Station in South Australia, 1878 to 1968

Morgan railway station was the terminus of the Morgan railway line. It served the town of Morgan, South Australia.

==History==
Morgan railway station opened when the North-West Bend railway reached it on 23 September 1878. It was built to provide a more efficient freight and passenger connection between the Murray paddle steamers and both the city of Adelaide and Port Adelaide for ocean transport.
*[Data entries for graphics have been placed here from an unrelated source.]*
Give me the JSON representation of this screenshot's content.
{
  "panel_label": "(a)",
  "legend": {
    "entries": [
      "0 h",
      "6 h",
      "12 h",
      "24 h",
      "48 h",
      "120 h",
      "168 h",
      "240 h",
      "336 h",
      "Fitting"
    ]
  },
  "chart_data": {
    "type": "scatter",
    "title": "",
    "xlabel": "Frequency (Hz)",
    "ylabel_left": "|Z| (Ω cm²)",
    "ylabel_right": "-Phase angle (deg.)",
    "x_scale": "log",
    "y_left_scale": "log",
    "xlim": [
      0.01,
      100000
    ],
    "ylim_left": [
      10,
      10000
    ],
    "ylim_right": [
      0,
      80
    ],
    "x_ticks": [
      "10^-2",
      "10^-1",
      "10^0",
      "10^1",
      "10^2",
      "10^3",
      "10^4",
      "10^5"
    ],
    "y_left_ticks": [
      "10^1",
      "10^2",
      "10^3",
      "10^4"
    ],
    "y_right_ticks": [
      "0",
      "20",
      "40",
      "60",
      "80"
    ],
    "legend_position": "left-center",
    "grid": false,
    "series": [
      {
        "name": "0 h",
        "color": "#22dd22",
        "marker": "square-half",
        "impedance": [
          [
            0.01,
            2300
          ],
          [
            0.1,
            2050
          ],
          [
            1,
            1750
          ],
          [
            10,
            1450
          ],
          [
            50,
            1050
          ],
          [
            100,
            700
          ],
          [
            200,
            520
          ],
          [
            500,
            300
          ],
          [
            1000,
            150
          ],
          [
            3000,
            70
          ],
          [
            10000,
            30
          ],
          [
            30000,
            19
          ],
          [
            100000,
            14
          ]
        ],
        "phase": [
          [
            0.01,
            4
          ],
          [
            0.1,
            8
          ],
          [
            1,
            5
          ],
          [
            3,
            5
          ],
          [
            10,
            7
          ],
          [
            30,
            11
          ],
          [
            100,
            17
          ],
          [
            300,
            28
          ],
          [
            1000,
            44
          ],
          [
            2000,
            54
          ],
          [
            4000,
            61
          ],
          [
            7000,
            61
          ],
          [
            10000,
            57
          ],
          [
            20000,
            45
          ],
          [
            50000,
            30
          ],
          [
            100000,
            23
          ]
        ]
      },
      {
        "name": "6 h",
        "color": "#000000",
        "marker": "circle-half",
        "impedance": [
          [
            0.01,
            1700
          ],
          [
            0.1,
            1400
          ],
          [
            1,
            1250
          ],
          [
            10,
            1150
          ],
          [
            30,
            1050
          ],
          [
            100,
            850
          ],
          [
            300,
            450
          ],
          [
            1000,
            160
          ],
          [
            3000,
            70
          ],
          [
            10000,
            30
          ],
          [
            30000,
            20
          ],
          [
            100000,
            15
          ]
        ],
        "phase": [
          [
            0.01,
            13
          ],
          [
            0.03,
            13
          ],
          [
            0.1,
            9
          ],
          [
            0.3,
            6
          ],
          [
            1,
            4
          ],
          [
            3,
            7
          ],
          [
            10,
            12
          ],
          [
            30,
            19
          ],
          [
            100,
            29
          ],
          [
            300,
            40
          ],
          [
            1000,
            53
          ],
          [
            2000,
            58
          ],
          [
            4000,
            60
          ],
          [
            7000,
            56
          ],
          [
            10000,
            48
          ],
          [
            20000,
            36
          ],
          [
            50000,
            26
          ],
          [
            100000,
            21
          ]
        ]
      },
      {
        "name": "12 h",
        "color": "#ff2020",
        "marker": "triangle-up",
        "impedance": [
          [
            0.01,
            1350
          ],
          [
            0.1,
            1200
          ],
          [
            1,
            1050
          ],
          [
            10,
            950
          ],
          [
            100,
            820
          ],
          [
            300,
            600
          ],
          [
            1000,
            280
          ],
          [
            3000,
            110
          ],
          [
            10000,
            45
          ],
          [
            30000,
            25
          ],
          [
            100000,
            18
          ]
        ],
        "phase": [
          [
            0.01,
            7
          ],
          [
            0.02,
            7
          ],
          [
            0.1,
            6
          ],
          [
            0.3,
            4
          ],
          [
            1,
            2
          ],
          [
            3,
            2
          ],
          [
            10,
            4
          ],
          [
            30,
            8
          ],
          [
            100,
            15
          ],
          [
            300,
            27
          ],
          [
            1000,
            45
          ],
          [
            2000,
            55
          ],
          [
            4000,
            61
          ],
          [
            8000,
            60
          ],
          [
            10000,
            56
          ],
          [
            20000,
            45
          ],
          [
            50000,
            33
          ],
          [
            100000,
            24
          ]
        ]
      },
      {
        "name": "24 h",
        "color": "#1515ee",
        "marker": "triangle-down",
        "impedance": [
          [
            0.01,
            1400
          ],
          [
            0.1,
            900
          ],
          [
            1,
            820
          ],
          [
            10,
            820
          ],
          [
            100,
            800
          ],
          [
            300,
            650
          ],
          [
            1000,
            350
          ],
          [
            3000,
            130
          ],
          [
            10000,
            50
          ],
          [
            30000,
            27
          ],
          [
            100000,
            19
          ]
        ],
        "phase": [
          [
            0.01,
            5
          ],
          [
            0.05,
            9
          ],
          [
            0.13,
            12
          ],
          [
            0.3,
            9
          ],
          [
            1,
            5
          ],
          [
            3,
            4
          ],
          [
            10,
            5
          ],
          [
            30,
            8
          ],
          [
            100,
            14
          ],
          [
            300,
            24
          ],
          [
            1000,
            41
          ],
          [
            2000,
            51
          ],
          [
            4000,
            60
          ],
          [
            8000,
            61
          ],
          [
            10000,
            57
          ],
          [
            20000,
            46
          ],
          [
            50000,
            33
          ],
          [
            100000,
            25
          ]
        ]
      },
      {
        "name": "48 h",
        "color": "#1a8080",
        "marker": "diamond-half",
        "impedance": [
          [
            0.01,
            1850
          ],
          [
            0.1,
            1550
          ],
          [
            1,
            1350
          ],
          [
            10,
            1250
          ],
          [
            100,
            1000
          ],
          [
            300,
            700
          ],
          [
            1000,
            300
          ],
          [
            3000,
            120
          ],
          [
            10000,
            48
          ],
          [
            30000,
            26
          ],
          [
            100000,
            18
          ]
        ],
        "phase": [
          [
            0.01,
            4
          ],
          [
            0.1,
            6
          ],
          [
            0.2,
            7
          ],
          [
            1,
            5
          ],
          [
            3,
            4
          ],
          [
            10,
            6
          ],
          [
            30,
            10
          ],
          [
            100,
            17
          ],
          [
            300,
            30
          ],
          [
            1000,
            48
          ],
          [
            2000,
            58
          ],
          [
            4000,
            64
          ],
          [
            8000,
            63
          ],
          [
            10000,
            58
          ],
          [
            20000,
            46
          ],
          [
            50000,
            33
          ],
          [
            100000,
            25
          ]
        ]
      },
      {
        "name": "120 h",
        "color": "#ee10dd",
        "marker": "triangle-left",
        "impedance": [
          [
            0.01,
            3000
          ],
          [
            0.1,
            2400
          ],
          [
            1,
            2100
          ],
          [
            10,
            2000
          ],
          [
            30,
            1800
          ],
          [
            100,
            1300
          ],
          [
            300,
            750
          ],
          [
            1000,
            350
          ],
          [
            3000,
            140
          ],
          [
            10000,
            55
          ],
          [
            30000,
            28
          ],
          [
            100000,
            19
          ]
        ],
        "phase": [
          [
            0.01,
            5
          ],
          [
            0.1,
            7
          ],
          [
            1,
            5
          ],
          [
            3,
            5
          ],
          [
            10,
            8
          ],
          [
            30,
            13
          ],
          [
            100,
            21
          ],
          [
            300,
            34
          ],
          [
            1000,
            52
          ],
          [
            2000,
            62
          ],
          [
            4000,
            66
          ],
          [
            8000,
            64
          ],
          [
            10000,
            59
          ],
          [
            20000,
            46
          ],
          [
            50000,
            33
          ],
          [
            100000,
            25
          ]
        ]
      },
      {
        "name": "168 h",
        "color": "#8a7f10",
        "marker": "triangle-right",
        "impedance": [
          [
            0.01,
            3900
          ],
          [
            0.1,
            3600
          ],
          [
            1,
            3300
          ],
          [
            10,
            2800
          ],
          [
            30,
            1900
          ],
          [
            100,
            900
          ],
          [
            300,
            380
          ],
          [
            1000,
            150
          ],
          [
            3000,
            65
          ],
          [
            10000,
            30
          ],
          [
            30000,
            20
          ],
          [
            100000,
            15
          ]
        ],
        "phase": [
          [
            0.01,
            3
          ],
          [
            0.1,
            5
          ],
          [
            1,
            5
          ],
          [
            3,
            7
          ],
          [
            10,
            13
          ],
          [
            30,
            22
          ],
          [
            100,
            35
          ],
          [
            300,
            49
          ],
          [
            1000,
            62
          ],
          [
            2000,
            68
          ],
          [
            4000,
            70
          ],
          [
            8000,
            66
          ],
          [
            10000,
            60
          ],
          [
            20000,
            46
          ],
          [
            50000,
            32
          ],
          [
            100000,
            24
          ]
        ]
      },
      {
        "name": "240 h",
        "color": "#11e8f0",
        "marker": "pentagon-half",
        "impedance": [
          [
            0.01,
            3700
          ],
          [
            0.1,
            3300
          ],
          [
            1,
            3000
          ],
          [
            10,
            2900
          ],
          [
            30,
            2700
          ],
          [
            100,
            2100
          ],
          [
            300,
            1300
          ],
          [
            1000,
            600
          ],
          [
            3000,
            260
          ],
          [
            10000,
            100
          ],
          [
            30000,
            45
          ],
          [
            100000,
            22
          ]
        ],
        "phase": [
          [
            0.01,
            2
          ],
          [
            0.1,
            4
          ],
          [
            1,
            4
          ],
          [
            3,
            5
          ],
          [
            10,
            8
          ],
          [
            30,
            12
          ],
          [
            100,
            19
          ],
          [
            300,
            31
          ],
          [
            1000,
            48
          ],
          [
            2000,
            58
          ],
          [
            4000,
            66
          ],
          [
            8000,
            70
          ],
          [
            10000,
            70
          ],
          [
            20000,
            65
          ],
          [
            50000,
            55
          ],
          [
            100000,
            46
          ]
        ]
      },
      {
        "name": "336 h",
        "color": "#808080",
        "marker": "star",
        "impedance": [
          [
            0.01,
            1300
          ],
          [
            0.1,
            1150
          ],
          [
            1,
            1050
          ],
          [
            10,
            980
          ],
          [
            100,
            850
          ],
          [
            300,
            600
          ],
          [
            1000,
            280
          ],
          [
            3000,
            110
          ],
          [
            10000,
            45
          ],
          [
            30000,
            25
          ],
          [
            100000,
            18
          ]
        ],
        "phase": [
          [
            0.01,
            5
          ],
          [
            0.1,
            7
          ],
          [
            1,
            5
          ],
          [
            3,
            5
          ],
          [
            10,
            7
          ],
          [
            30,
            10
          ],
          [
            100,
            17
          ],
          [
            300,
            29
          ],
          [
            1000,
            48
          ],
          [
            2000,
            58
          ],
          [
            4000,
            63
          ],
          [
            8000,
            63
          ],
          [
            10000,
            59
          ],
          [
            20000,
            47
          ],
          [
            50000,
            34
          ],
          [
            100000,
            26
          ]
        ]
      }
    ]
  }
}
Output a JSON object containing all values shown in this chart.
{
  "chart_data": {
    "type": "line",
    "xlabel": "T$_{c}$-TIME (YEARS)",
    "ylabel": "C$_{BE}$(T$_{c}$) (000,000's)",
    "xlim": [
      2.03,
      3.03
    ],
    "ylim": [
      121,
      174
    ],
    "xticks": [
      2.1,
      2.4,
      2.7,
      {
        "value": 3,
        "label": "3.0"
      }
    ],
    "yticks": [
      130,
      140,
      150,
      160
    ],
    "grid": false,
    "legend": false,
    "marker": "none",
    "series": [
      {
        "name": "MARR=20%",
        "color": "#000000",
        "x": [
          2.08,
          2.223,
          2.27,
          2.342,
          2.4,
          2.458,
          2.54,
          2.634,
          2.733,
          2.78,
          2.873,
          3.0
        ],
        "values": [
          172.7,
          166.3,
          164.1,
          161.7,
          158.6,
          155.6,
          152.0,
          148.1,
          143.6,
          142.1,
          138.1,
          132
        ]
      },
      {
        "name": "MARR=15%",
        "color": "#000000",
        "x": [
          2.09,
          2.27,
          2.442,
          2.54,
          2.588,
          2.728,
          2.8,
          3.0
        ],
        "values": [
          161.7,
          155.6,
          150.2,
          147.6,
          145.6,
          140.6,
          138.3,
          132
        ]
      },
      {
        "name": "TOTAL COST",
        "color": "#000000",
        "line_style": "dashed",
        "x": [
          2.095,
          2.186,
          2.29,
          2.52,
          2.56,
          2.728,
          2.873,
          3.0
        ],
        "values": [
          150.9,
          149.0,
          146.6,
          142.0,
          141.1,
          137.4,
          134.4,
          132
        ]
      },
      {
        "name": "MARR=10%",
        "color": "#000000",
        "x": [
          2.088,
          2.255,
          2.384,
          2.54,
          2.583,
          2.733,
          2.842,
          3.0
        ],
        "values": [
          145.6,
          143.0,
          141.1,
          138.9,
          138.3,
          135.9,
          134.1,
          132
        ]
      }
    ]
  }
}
The station was named after Sir William Morgan, who was the Chief Secretary of the state at that time. The station building consisted of a ticket office, refreshment rooms, railway platform and goods cranes. Locomotive 'Pioneer' had made the first trial run to Morgan as early as 17 April 1878. Morgan eventually became one of the busiest shipping ports on the Murray and the second biggest in South Australia. About six trains a day carried freight from the Murray to the sea at Port Adelaide.

==Decline and closure==
Rail transport at the port declined during the early 20th century as road transport approved. Regular passenger services ceased in December 1968. The last train Duchess of Gloucester pulled out of Morgan in November 1969. The railway line was eventually dismantled with the station being officially closed.

==Present day==
The station building was registered as a South Australian Heritage on 4 March 1993. The station was converted into a historic railway museum.

There were proposals to extend the line beyond Morgan to Wentworth, and even as far as Hay to provide a more direct railway route to Sydney.